TFA is not arguing against writing comments, it's arguing againts writing obvious and meaningless comments. I'd much prefer no have no comment to 'getA' method than full blown comment saying 'ruturns B', just because before refactoring method was called getB, and the comment was meaningless then, and wrong now.
I think rotten's response to this is that it's easy to think that your code is clearer than it really is. I think we can probably all agree with what you've said about your example, but in the real world, the decision may not always be so obvious -- either because it is genuinely a harder question, or because of an oversight. This being the case, maybe it's better to get in the habit of writing even stupid comments (within reason) as well as (of course) eliminating unexpected behavior when possible. This is merely a concession to reality: your code will rarely be perfect, and you will not always have the time/resources/inclination to polish everything the way you might like.
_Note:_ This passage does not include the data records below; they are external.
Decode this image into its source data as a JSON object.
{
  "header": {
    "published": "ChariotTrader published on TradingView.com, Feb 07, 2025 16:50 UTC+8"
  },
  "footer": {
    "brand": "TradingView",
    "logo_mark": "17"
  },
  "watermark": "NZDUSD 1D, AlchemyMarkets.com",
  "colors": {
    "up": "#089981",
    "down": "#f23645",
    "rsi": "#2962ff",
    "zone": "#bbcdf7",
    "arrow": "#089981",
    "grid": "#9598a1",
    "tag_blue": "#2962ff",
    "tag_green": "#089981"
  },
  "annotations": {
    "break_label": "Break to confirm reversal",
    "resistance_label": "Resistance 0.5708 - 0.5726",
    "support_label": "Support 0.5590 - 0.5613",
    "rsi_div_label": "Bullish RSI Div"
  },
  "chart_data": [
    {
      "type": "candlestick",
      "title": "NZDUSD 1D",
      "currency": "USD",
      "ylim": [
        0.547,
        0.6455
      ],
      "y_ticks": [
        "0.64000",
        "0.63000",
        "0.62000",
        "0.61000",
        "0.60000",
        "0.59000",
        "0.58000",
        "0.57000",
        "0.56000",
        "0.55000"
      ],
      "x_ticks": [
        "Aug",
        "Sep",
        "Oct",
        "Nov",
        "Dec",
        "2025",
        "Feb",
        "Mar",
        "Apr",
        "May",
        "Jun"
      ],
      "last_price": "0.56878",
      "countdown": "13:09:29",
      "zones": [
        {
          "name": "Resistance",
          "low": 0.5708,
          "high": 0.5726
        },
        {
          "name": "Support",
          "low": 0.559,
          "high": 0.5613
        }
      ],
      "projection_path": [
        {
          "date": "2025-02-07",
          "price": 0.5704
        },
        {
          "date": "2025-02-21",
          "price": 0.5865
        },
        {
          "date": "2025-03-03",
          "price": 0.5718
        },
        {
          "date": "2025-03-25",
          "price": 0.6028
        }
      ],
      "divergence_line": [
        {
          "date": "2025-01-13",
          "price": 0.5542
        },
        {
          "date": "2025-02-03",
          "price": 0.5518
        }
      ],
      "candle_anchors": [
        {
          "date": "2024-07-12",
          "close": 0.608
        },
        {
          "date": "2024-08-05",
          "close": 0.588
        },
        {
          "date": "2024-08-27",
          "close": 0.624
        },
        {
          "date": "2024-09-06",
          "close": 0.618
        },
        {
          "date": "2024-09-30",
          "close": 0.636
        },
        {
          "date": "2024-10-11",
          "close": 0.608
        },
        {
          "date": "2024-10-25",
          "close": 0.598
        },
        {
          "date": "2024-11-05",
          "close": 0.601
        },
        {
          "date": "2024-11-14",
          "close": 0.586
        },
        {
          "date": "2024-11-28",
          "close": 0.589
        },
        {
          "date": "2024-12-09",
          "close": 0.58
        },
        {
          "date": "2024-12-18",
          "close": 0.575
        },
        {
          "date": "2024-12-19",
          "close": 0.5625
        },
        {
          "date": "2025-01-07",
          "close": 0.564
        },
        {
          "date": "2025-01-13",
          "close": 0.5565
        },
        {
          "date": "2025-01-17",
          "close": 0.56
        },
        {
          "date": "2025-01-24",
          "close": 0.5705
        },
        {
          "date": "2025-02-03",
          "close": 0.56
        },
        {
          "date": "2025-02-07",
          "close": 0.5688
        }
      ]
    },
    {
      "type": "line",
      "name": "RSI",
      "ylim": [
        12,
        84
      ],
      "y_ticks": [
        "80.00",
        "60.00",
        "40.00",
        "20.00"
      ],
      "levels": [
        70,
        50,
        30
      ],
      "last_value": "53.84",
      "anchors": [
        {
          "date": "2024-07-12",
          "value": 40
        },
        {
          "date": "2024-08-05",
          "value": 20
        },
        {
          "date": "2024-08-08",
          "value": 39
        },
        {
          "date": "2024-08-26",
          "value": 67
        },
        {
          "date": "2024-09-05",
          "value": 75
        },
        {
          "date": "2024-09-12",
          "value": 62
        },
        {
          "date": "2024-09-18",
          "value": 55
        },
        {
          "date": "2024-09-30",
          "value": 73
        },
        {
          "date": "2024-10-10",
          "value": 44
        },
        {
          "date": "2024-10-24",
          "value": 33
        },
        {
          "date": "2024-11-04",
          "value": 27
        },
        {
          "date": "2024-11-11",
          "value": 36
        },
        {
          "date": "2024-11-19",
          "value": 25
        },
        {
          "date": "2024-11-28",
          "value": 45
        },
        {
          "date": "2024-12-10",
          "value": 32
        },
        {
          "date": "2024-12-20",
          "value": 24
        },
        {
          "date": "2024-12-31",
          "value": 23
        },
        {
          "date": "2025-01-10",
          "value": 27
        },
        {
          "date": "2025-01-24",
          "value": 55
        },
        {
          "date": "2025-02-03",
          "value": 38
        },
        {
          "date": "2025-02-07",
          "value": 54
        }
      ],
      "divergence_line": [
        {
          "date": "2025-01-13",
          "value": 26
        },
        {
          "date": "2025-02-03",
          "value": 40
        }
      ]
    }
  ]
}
But at least if you write a comment, future readers of your code won't be at a disadvantage in fixing your mistakes.
In this sense, the article doesn't add much value. If you're just saying, "Avoid unnecessary comments" you're in the same state of truisms as "Write quality code" or "Try your best".
To be fair the article doesn't just say "avoid unnecessary comments" it actually gives some pretty concrete examples of less than ideal comments and ways in which you can make the need for a comment in that situation unnecessary. The TL:DR; of the article is essentially compile time errors are better than comments for preventing bugs so use the Type system if you can to encode your invariants rather than simply trying to document them in your code. That said, you can't always do that for various reasons so in that case it's perfectly reasonable to put comments in documenting that, but in that case at least try to capture the intent behind the code, not simply rehash the mechanics of how the code is accomplishing that. E.G. "returns a count of how many users have been flagged in the Foo system", instead of "returns user_foo_count".